Said he: “Sounds almost embarrassing but I now must divide a can of tuna into three meals in order to stretch what’s left in food items in the kitchen. Our source of light at night has been a single 40-watt light bulb and even that may have to be dimmed completely.” His observation and the hardship he has to endure are found in nearly every household Marianas-wide. It’s really tough going as we head off apoplectic quizzing what else lies ahead.
Are we not paying dearly for politicians’ fear, disorientation, inaction, and indecision on the dire need to privatize CUC so a competent firm could fix the mess before we begin experiencing rolling blackouts? Must we continue paying unaffordable power rates as a result of politicians’ complicity to CUC’s incompetence?
Election year: Familial economic misery is one tough issue to bluff with the usual “biba” and the chancy regurgitation of the failed “better times.” If you haven’t done anything of substance to rein in wealth and jobs creation, your trip to the mound this year would be difficult, it not completely futile. In other words, you’ve dimmed the economic light (kandet) of families as a result of your inaction. We are also ready to turn off the kandet of your political career permanently.
You’ve failed to bring the livelihood of the multitude into a bright new morning or dawn of hope. The collateral damage is real and it’s next to impossible juggling what’s left in the family pocketbooks to meet obligations. I’m sure you know by heart the lyrical high price of your inaction and obvious apathy. Listen to the villagers for you will hear their true sentiments! It isn’t very encouraging for incumbents either.
Politics of nepotism
Years ago, Rota was well on its way to fostering economic opportunities, but this was gradually decimated or destroyed by the politics of nepotism. There was a tyrant who killed entrepreneurship hailing from others in the community. In other words, if the family isn’t into it, the venture is basically a dead fish in the water.

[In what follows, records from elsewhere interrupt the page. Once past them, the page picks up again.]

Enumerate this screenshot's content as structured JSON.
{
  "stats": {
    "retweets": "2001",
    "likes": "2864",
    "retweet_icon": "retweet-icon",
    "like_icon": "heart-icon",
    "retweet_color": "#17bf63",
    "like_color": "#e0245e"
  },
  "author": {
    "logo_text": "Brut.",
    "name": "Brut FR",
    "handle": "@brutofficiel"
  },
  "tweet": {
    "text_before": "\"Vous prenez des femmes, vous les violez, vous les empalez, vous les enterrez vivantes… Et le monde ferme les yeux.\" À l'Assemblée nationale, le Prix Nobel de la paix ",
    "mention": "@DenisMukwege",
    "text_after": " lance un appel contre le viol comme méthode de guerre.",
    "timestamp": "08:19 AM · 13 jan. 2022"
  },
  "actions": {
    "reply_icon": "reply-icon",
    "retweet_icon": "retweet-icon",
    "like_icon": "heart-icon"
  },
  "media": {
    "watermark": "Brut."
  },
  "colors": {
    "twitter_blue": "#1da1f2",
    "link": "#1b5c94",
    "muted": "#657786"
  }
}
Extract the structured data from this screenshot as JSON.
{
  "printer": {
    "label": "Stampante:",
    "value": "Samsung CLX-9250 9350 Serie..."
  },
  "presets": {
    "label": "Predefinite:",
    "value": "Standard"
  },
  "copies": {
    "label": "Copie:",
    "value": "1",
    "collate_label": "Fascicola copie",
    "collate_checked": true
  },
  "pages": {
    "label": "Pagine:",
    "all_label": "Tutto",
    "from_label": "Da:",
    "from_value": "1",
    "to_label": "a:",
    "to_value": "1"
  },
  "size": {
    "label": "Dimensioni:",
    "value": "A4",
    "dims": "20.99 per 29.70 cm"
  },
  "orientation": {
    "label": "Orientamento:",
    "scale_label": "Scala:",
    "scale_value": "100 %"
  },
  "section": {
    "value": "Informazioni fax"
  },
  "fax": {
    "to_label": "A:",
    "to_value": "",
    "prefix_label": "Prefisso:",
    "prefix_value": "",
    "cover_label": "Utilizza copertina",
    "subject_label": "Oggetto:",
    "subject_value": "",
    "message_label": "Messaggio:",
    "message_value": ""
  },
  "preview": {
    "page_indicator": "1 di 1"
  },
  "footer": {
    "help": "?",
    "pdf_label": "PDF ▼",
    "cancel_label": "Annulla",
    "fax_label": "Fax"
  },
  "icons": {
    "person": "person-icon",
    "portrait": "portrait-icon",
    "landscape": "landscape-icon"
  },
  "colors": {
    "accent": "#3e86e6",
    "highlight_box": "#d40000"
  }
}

But this has slowly faded into history when the tyrant left the scene and his understudy was soundly defeated in his re-election bid. It slammed open the floodgates of economic opportunities for everybody! It’s a good beginning! It grants ordinary citizens the opportunity to look forward to a bright new morning. People have basically taken back what’s theirs: their island and their future!
Farming reached unprecedented level with help from real technical experts from the School of Tropical Agriculture, University of Tokyo. Shipping was doing well, moving goods to and from the island. Both were destroyed when the politics of nepotism forced both farming and shipping from moving forward. Rota is where it is today, struggling to rebuild a once strong bridge traveled by all. Slow the process may be, it would reach its aspired goal for everyone in the next couple of years.
The statist government is history. Rota is free!
Stop the bleeding now!
The CNMI must learn to domesticate spending on spending. For instance, there are 53 major offices in government, discounting those downstairs and a useless bicameral Legislature.
It’s time we privatize CUC, CHC, half of PSS, CPA and all offices competing with private industries. Serious realignment is also an imperative assignment. It’s a savings of more than $80 million annually taxpayers need not deal with paying for royal inefficiencies in the public sector.
Have services improved with more than 2,000 government drone workers? Are taxpayers getting their money’s worth with redundancy and inefficiency? A lot of the inefficiency is rooted in the political promotion of employees definitely lacking knowledge-based qualifications in areas they are assigned to.
For instance, if you’re an executive secretary or human resource manager, do you have the academic competence and professional (with industrial level competency) wherewithal for your unearned lucrative job? There’s a gulf of difference between education and experience. It becomes highly critical that this political contagion is stopped dead on its track so it isn’t encouraged in perpetuity at the expense of taxpayers!